A Ouchy, Jean-Philippe Ceppi bichonne le voilier de 30 ans que lui a confié son père, qui ne peut plus sʼen occuper. C’est l’occasion de joyeux apéros et de baignades au beau milieu du lac dans le plus simple appareil pour ce skipper qui possède un permis mer.

Darrin Vanselow

Quitte à se mettre parfois à dos la direction de la RTS, Jean-Philippe Ceppi défend contre vents et marées depuis plus de vingt ans la rigueur, la qualité et le professionnalisme de «Temps présent», ce grand rendez-vous d’information du jeudi soir. Etre une personnalité lisse sur une mer d’huile, ça ne lui ressemblerait pas. C’est ainsi que, avec son équipe, il couvre et explique guerres et conflits, dénonce les abus des grosses industries, la criminalité économique, les injustices sociales ou les problèmes de santé publique. Mais aujourd’hui, le capitaine se prépare à quitter la tête de l’émission pour revenir au journalisme de terrain, tout en transmettant le meilleur de son expérience, en matière de déontologie, notamment.
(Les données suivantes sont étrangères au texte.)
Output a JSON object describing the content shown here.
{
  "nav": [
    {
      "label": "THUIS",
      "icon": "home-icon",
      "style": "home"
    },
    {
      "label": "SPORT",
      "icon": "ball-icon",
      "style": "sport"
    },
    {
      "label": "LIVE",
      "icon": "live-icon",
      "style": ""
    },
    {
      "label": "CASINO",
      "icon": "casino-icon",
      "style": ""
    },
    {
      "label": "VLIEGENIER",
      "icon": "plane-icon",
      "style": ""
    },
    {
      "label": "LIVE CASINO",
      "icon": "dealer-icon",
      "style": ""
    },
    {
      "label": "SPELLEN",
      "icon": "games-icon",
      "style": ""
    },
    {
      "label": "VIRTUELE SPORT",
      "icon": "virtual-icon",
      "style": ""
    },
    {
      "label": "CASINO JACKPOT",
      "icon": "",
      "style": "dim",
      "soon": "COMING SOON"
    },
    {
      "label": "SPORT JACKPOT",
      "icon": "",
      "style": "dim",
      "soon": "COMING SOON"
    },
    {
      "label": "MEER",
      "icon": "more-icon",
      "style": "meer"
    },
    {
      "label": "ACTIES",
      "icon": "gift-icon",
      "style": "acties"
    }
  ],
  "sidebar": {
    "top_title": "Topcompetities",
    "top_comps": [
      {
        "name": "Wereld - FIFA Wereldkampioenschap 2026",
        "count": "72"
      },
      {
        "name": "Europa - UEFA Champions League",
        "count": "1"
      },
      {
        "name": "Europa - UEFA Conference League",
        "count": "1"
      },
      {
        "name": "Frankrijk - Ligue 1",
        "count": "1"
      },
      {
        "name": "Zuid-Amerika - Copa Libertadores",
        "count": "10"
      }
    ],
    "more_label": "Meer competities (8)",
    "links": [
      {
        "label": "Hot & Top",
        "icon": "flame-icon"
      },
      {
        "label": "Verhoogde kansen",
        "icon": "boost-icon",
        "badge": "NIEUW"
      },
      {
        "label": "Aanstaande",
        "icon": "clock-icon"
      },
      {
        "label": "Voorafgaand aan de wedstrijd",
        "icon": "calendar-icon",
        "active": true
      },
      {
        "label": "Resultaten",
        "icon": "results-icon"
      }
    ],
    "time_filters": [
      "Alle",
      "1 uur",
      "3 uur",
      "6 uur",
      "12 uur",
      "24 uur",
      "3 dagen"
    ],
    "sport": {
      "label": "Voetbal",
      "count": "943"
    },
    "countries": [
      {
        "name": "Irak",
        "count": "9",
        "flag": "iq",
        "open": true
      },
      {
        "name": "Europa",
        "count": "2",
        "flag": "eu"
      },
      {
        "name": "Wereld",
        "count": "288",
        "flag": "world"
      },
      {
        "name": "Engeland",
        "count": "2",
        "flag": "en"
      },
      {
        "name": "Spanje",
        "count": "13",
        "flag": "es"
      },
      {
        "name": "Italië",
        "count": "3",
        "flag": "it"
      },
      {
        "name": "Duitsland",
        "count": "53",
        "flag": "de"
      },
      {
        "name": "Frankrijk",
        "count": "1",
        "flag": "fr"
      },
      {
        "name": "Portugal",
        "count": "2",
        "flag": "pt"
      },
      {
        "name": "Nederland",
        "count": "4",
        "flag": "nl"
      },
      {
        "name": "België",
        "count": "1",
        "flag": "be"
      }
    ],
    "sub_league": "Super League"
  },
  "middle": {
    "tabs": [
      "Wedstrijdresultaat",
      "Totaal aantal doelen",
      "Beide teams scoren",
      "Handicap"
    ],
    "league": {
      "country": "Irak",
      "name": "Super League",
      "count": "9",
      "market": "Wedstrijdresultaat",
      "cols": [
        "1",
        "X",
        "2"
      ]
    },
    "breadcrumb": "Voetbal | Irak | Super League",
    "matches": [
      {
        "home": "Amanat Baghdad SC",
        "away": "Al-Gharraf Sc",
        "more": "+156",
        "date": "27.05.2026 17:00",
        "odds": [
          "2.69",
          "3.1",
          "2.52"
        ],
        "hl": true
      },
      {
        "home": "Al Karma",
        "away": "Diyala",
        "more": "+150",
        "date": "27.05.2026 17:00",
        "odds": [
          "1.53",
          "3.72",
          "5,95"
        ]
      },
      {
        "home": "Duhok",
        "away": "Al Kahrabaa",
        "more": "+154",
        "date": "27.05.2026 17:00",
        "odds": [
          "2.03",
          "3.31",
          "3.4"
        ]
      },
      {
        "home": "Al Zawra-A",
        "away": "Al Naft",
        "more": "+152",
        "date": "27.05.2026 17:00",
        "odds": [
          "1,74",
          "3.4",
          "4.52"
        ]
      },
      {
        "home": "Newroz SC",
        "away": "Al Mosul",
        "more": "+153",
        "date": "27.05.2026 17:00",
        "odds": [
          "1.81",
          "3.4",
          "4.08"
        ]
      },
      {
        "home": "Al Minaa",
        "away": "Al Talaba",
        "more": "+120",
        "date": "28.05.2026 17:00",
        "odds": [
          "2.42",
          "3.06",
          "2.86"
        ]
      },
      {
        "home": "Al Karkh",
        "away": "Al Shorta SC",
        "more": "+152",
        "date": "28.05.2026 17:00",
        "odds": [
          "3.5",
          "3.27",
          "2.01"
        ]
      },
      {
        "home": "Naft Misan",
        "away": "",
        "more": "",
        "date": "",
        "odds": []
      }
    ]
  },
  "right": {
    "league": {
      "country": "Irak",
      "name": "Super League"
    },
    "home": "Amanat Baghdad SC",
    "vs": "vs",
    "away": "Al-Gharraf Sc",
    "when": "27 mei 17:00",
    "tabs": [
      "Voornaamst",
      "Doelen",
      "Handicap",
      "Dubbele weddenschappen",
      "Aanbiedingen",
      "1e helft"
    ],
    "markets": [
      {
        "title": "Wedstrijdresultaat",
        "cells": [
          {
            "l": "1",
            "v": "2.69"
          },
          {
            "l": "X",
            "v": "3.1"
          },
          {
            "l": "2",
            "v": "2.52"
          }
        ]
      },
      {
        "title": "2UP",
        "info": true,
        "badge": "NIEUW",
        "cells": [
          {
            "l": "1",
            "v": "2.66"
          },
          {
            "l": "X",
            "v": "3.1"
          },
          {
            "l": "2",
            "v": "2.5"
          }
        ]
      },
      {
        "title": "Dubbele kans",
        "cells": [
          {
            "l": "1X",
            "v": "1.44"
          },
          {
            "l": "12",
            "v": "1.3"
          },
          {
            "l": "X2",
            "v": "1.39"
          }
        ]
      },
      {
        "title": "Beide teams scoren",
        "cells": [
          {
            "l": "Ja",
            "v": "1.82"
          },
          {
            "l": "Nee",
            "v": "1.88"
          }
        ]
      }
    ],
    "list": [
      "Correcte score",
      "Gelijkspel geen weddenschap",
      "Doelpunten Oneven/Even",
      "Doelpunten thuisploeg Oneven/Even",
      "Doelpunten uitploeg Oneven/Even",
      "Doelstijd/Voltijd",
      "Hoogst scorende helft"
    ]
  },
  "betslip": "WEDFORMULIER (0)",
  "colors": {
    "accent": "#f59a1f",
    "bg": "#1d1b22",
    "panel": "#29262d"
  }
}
- Après presque vingt ans passés à la présentation et à la production de «Temps présent», lâcher la barre a-t-il été une décision difficile à prendre? 
- Jean-Philippe Ceppi: Non, car c’est une réflexion longuement mûrie: dans un contexte néo-féministe qui a pas mal ébranlé la RTS, je me suis demandé s’il était encore pertinent d’avoir un mâle sexagénaire, blanc, hétérosexuel à la présentation de «Temps présent». N’était-ce pas le moment qu’une jeune femme prenne le relais? A la base, mon intention était de me retirer pour les 50 ans de l’émission, en 2019. J’en ai informé ma direction: j’étais prêt à laisser ma place pour envoyer un message fort. Cela a juste pris un peu plus de temps que prévu à cause du covid, une des périodes les plus intenses que l’on ait vécues à «Temps présent». Le travail de ma rédaction réalisé durant toute cette période est juste inouï, d’un courage et d’un professionnalisme exceptionnels. J’en suis très fier. Impossible d’imaginer une transition à ce moment-là.

- Jusqu’à cette année… 
- Oui, la direction m’a fait une proposition intéressante et je l’ai acceptée. Elle répondait à mon envie de changement, de sortir de ma zone de confort, de renouer avec le plaisir du terrain. J’ai été en Ukraine en février dernier et, même si c’était bref, j’ai aimé retrouver la liberté du terrain: ma conviction était faite. 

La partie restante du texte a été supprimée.